My early exposure to photography, was through my fathers Yashica FXD. A simple SLR with a 50mm 2.8. Every single shot I had taken from 16 until 26 was through that camera. It had been with me for that whole time.
A powerful lesson I learned in my first year Studio class was “to be pure in thought and pure in action”. I knew that the form of the building would relate back to the art of photography. Somehow they were linked.
Where does every photograph start from? A roll of film. This singular thought created a flood of insights that resulted in the original concept, and final form of the space.
The canister would house the things that needed to control light, the dark rooms, the studio spaces. The lead, or the film, would house the things that needed to be exposed to light, the surfaces that would display, and the spaces that people would need to discuss their work
Synthesis: User Stories, Information Architecture, Goal Directed Design
A few years ago, I was thumbing through the Building Program and noticed that I had employed “UX” techniques in order to understand who my building was for, and how they would use it.
This excerpt was taken from my 1994 thesis program. I credit my school and professors for this perspective.
3.1.2 Gallery Walk
In contrast to the traditional gallery, the Gallery walk is not a display space which shall be for a few elite artists. It shall be a space which shows the work of anyone who wants to put their work up. This area should be the most accessible to the public since it is the area where the most people can display their work.
The location of this gallery should be on the ground floor. Also in contrast there should be no formality in approach to this space. Lighting can be natural in order to display the fragility of the photograph’s.
“...I’ve printed two, one for me and one for the world, on my way out I’ll pin it on the (gallery) walk...”
“...what’s this place, check out those pictures, I have something like that.
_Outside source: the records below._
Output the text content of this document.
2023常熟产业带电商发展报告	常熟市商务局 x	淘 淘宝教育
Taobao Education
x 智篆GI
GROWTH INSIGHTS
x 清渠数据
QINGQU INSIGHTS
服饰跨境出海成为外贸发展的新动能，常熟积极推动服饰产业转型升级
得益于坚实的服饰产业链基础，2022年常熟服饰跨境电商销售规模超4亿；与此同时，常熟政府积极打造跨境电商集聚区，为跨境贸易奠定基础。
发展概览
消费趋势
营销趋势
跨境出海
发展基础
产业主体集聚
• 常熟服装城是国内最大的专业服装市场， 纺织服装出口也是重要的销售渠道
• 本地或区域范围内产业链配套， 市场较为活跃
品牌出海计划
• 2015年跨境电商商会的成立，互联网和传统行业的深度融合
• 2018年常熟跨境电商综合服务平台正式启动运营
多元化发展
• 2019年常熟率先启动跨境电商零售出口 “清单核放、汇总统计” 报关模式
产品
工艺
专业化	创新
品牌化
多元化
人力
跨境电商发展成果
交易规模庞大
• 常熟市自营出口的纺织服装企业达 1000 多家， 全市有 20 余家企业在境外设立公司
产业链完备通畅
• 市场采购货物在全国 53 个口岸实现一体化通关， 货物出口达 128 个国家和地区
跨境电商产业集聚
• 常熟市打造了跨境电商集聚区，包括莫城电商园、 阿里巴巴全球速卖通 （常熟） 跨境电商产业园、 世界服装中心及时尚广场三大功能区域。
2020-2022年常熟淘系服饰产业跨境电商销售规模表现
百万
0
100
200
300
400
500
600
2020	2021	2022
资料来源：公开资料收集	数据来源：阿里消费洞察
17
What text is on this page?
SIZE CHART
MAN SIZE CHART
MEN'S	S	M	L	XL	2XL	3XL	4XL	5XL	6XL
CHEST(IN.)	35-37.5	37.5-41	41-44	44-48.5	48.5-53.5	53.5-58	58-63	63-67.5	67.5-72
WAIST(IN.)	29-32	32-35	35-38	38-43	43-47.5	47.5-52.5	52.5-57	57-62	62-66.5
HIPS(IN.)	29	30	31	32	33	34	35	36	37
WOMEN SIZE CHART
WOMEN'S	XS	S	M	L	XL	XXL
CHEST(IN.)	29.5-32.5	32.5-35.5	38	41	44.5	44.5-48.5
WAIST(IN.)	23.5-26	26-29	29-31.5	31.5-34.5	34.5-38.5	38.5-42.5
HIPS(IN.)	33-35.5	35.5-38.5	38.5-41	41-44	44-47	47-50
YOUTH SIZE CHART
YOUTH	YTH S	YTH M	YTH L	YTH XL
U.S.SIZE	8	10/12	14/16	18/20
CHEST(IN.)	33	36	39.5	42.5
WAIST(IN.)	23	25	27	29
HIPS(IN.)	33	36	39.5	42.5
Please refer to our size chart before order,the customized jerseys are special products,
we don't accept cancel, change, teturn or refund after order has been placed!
You know I probably could do that, now where do I go to find out how to enroll in a...”
I would consider what I learned from this project to be irreplaceable and priceless. From writing a hundred page specification to creating countless prototypes and sketches (otherwise known as 'design thinking'), to instinctively looking to create user experience (using user-centered design techniques), and practicing information architecture years before it became a discipline - I am eternally grateful.